I looked at him, thought of all the things I had written. I realized I didn’t believe him. I must have found my journal myself. I had not asked him here today. I did not want him to talk to Ben. Why would I, when I had decided to say nothing to Ben myself, yet? And why would I tell him I needed him here to help me speak to Claire, when I had already phoned her myself and left a message?
He’s lying. I wondered what other reasons he might have for coming. What he might not feel able to tell me.
I have no memory, but I am not stupid. “Why are you really here?” I said. He shifted in his chair. Possibly he just wanted to see inside the place where I live. Or possibly to see me, one more time, before I speak to Ben. “Are you worried that Ben won’t let me see you after I tell him about us?”

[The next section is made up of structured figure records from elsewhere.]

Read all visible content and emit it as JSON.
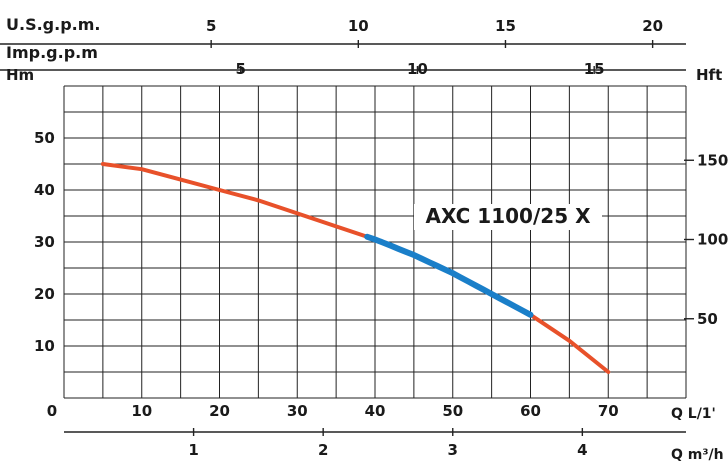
{
  "chart_data": {
    "type": "line",
    "title": "",
    "curve_label": "AXC 1100/25 X",
    "grid": true,
    "colors": {
      "curve": "#e8512a",
      "best_efficiency": "#1a7fc9",
      "grid": "#222222"
    },
    "axes": {
      "x_bottom": {
        "label": "Q L/1'",
        "ticks": [
          "0",
          "10",
          "20",
          "30",
          "40",
          "50",
          "60",
          "70"
        ],
        "range": [
          0,
          80
        ]
      },
      "x_m3h": {
        "label": "Q m³/h",
        "ticks": [
          "1",
          "2",
          "3",
          "4"
        ]
      },
      "x_usgpm": {
        "label": "U.S.g.p.m.",
        "ticks": [
          "5",
          "10",
          "15",
          "20"
        ]
      },
      "x_impgpm": {
        "label": "Imp.g.p.m",
        "ticks": [
          "5",
          "10",
          "15"
        ]
      },
      "y_left": {
        "label": "Hm",
        "ticks": [
          "10",
          "20",
          "30",
          "40",
          "50"
        ],
        "range": [
          0,
          60
        ]
      },
      "y_right": {
        "label": "Hft",
        "ticks": [
          "50",
          "100",
          "150"
        ]
      }
    },
    "series": [
      {
        "x": [
          5,
          10,
          15,
          20,
          25,
          30,
          35,
          40,
          45,
          50,
          55,
          60,
          65,
          70
        ],
        "y": [
          45,
          44,
          42,
          40,
          38,
          35.5,
          33,
          30.5,
          27.5,
          24,
          20,
          16,
          11,
          5
        ]
      }
    ],
    "best_efficiency_range": [
      39,
      60
    ]
  }
}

Another thought comes. Perhaps he is not writing a research paper at all. Perhaps he has other reasons for wanting to spend so much of his time with me. I push it from my mind.
“No,” he said. “That’s not it at all. I came because you asked me to. Besides, you’ve decided not to tell Ben that you’re seeing me. Not until you’ve spoken to Claire. Remember?”
I shook my head. I did not remember. I did not know what he was talking about.
“Claire is fucking my husband,” I said.
He looked shocked. “Christine,” he said. “I—”
“He’s treating me like I’m stupid,” I said. “Lying to me about anything and everything. Well, I’m not stupid.”
“I know you’re not stupid,” he said. “But I don’t think—”
“They’ve been fucking for years,” I said. “It explains everything. Why he tells me she moved away. Why I haven’t seen her even though she’s supposedly my best friend.”
“Christine,” he said. “You’re not thinking straight.” He came and sat beside me on the sofa. “Ben loves you. I know. I’ve spoken to him, when I wanted to persuade him to let me see you. He was totally loyal. Totally. He told me that he’d lost you once and didn’t want to lose you again. That he’d watched you suffer whenever people had tried to treat you and wouldn’t see you in pain anymore. He loves you. It’s obvious. He’s trying to protect you. From the truth, I suppose.”
I thought of what I had read this morning. Of the divorce. “But he left me. To be with her.”
“Christine,” he said. “You’re not thinking. If that was true, why would he bring you back? Back here? He would have just left you in Waring House. But he hasn’t. He looks after you. Every day.”